Sharp bounds of first Zagreb coindex for \(F\)-sum graphs (Q2051727)

Summary: Let \(G=(V(E), E (G))\) be a connected graph with vertex set \(V(G)\) and edge set \(E(G)\). For a graph \(G\), the graphs \(S(G)\), \(R(G)\), \(Q(G)\), and \(T(G)\) are obtained by applying the four subdivisions related operations \(S\), \(R\), \(Q\), and \(T\), respectively. Further, for two connected graphs \(G_1\) and \(G_2\), \(G_{1 + F}G_2\) are \(F\)-sum graphs which are constructed with the help of Cartesian product of \(F(G_1)\) and \(G_2\), where \(F\in\{S, R, Q, T\}\). In this paper, we compute the lower and upper bounds for the first Zagreb coindex of these \(F\)-sum (\(S\)-sum, \(R\)-sum, \(Q\)-sum, and \(T\)-sum) graphs in the form of the first Zagreb indices and coincides of their basic graphs.
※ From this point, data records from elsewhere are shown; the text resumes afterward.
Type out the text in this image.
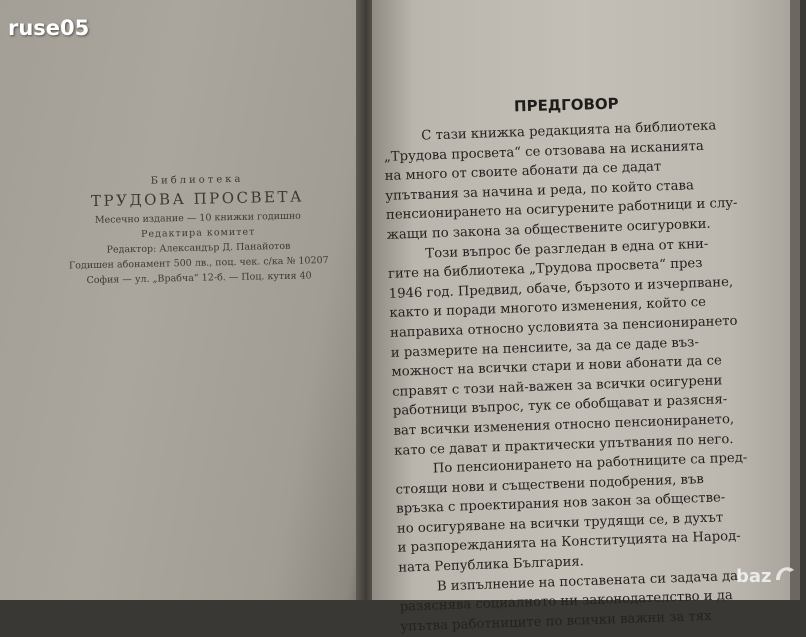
ruse05
Библиотека
ТРУДОВА ПРОСВЕТА
Месечно издание — 10 книжки годишно
Редактира комитет
Редактор: Александър Д. Панайотов
Годишен абонамент 500 лв., поц. чек. с/ка № 10207
София — ул. „Врабча“ 12-б. — Поц. кутия 40
ПРЕДГОВОР
С тази книжка редакцията на библиотека
„Трудова просвета“ се отзовава на исканията
на много от своите абонати да се дадат
упътвания за начина и реда, по който става
пенсионирането на осигурените работници и слу-
жащи по закона за обществените осигуровки.
Този въпрос бе разгледан в една от кни-
гите на библиотека „Трудова просвета“ през
1946 год. Предвид, обаче, бързото и изчерпване,
както и поради многото изменения, който се
направиха относно условията за пенсионирането
и размерите на пенсиите, за да се даде въз-
можност на всички стари и нови абонати да се
справят с този най-важен за всички осигурени
работници въпрос, тук се обобщават и разясня-
ват всички изменения относно пенсионирането,
като се дават и практически упътвания по него.
По пенсионирането на работниците са пред-
стоящи нови и съществени подобрения, във
връзка с проектирания нов закон за обществе-
но осигуряване на всички трудящи се, в духът
и разпорежданията на Конституцията на Народ-
ната Република България.
В изпълнение на поставената си задача да
разяснява социалното ни законодателство и да
упътва работниците по всички важни за тях
baz
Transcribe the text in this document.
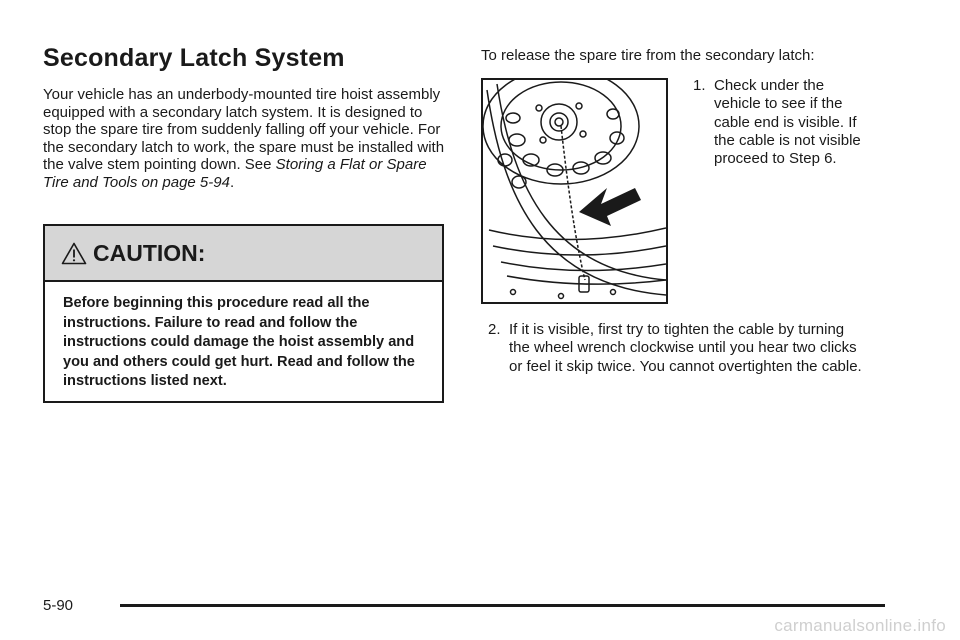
Secondary Latch System

Your vehicle has an underbody-mounted tire hoist assembly equipped with a secondary latch system. It is designed to stop the spare tire from suddenly falling off your vehicle. For the secondary latch to work, the spare must be installed with the valve stem pointing down. See Storing a Flat or Spare Tire and Tools on page 5-94.

CAUTION:
Before beginning this procedure read all the instructions. Failure to read and follow the instructions could damage the hoist assembly and you and others could get hurt. Read and follow the instructions listed next.
To release the spare tire from the secondary latch:
1. Check under the vehicle to see if the cable end is visible. If the cable is not visible proceed to Step 6.
2. If it is visible, first try to tighten the cable by turning the wheel wrench clockwise until you hear two clicks or feel it skip twice. You cannot overtighten the cable.
5-90
carmanualsonline.info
At the end, we use linear regression modeling to find the best correlation among the obtained results for the thirteen physicochemical properties of the molecular structures such as boiling point, density, heat capacity at constant pressure, entropy, heat capacity at constant time, enthalpy of vaporization, acentric factor, standard enthalpy of vaporization, enthalpy of formation, octanol-water partition coefficient, standard enthalpy of formation, total surface area, and molar volume.